During a tense press conference at the Circuit Gilles Villeneuve Brawn brushed off questions over his future at the team should Mercedes be found to have infringed the rules with their test following the Spanish Grand Prix.
“I think there’s been some rumours before and nothing’s happened,” said Brawn. “As I say let’s wait and see what the Tribunal finds and we’ll go from there.”
“It was my decision to do the test so that’s a fact.”
Pirelli motorsport director Paul Hembery was absent from the press conference having taken legal advice. That left Brawn to field the majority of questions over the disputed test.
He refused to answer several questions about the test, including whether he had an email from FIA race director Charlie Whiting confirming Mercedes had permission to do the test, or whether he informed Mercedes’ Niki Lauda and Toto Wolff before the test took place.
“It’s a little difficult for me because we’ve got this process going on where it’s in the hands of the Tribunal,” said Brawn.
“We trust that process. It’s a new process the FIA have introduced, an independent process, and it’s the first time it’s been tested but I think it has a good structure and so we trust in the Tribunal.”

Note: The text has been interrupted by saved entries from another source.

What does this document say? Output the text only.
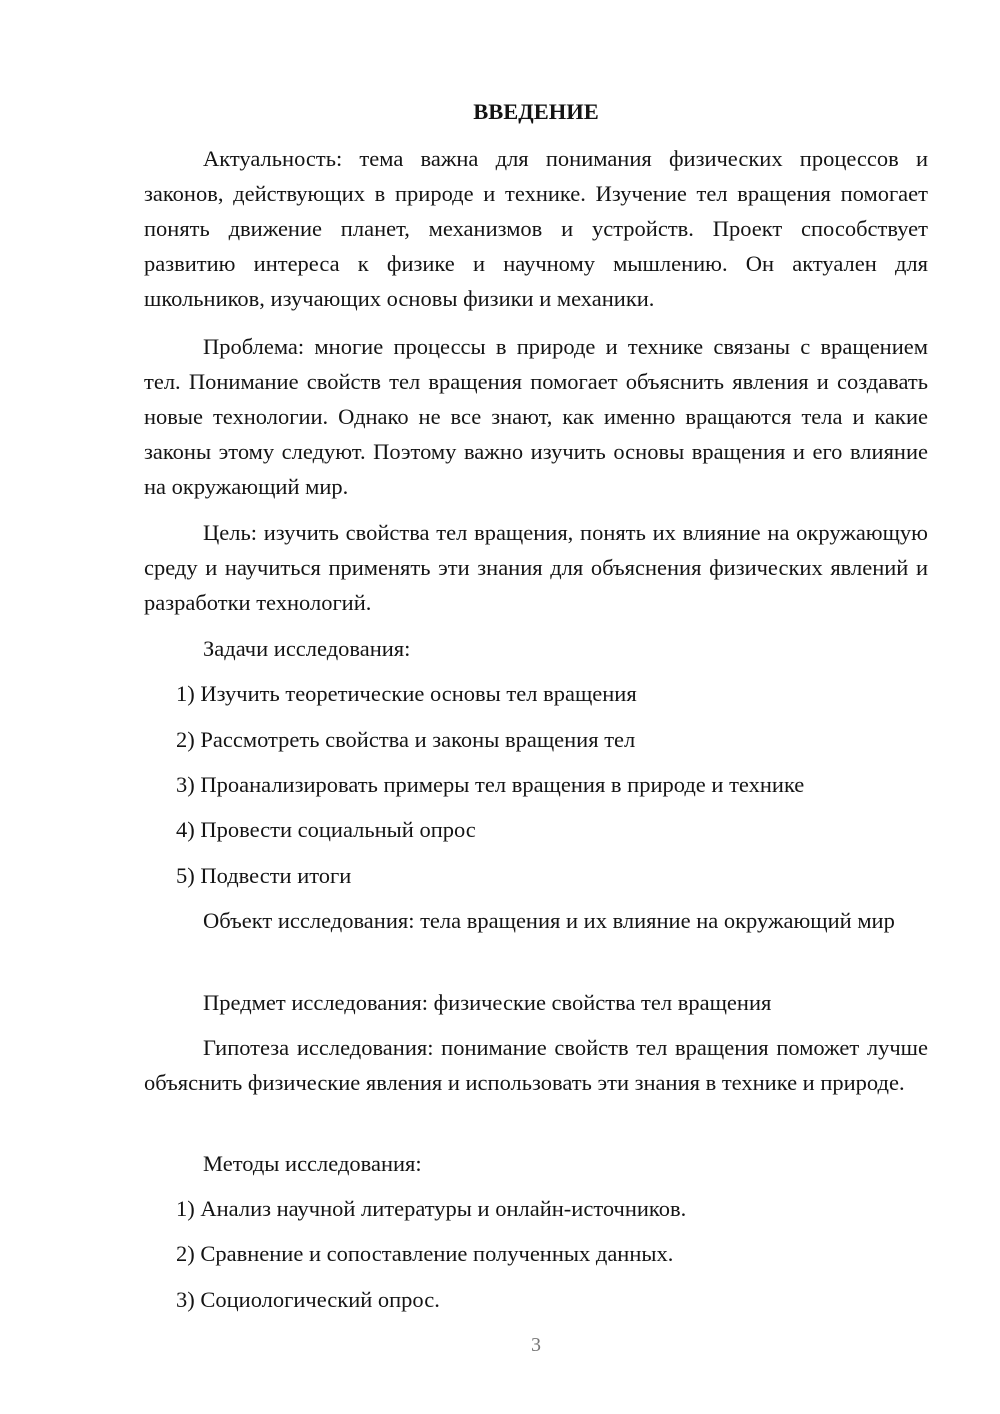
ВВЕДЕНИЕ

Актуальность: тема важна для понимания физических процессов и законов, действующих в природе и технике. Изучение тел вращения помогает понять движение планет, механизмов и устройств. Проект способствует развитию интереса к физике и научному мышлению. Он актуален для школьников, изучающих основы физики и механики.

Проблема: многие процессы в природе и технике связаны с вращением тел. Понимание свойств тел вращения помогает объяснить явления и создавать новые технологии. Однако не все знают, как именно вращаются тела и какие законы этому следуют. Поэтому важно изучить основы вращения и его влияние на окружающий мир.

Цель: изучить свойства тел вращения, понять их влияние на окружающую среду и научиться применять эти знания для объяснения физических явлений и разработки технологий.

Задачи исследования:

1) Изучить теоретические основы тел вращения

2) Рассмотреть свойства и законы вращения тел

3) Проанализировать примеры тел вращения в природе и технике

4) Провести социальный опрос

5) Подвести итоги

Объект исследования: тела вращения и их влияние на окружающий мир

Предмет исследования: физические свойства тел вращения

Гипотеза исследования: понимание свойств тел вращения поможет лучше объяснить физические явления и использовать эти знания в технике и природе.

Методы исследования:

1) Анализ научной литературы и онлайн-источников.

2) Сравнение и сопоставление полученных данных.

3) Социологический опрос.

3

However Brawn insisted Mercedes believed they were within their rights to do the 1,000km run at the Circuit de Catalunya:
“I think we wouldn’t have done the Pirelli test unless we believed we could do the Pirelli test. I think when we get to the Tribunal you’ll have your answers.”
Red Bull team principal Christian Horner insisted there was no way Mercedes could have failed to gain an advantage from the test:
“When you run a current car of course, the way that Formula One is, the amount of technology, the amount of data analysis there is, you’re always learning. Whether it be reliability, whether it be endureance, whether it be performance. So of course even if you’re testing a component for another supplier, you’re learning.”
“And I think Formula One has moved an awfully long way over the last few years to ensure fairness and equality towards all of the entrants and I think that if a team does carry out a thousand kilometres of additional testing with a current car, you’re going to learn something.”
Horner stated that the fact Mercedes were conducting the test for Pirelli should have been made public: “I think the lack of transparency is disappointing. That you have to learn these things second hand. I think it’s important that there is transparency.”
“Of course if a supplier has issues then it has to obviously deal with them but when all entrants are supposedly equal I think it’s only right and proper that that information is made transparently clear.”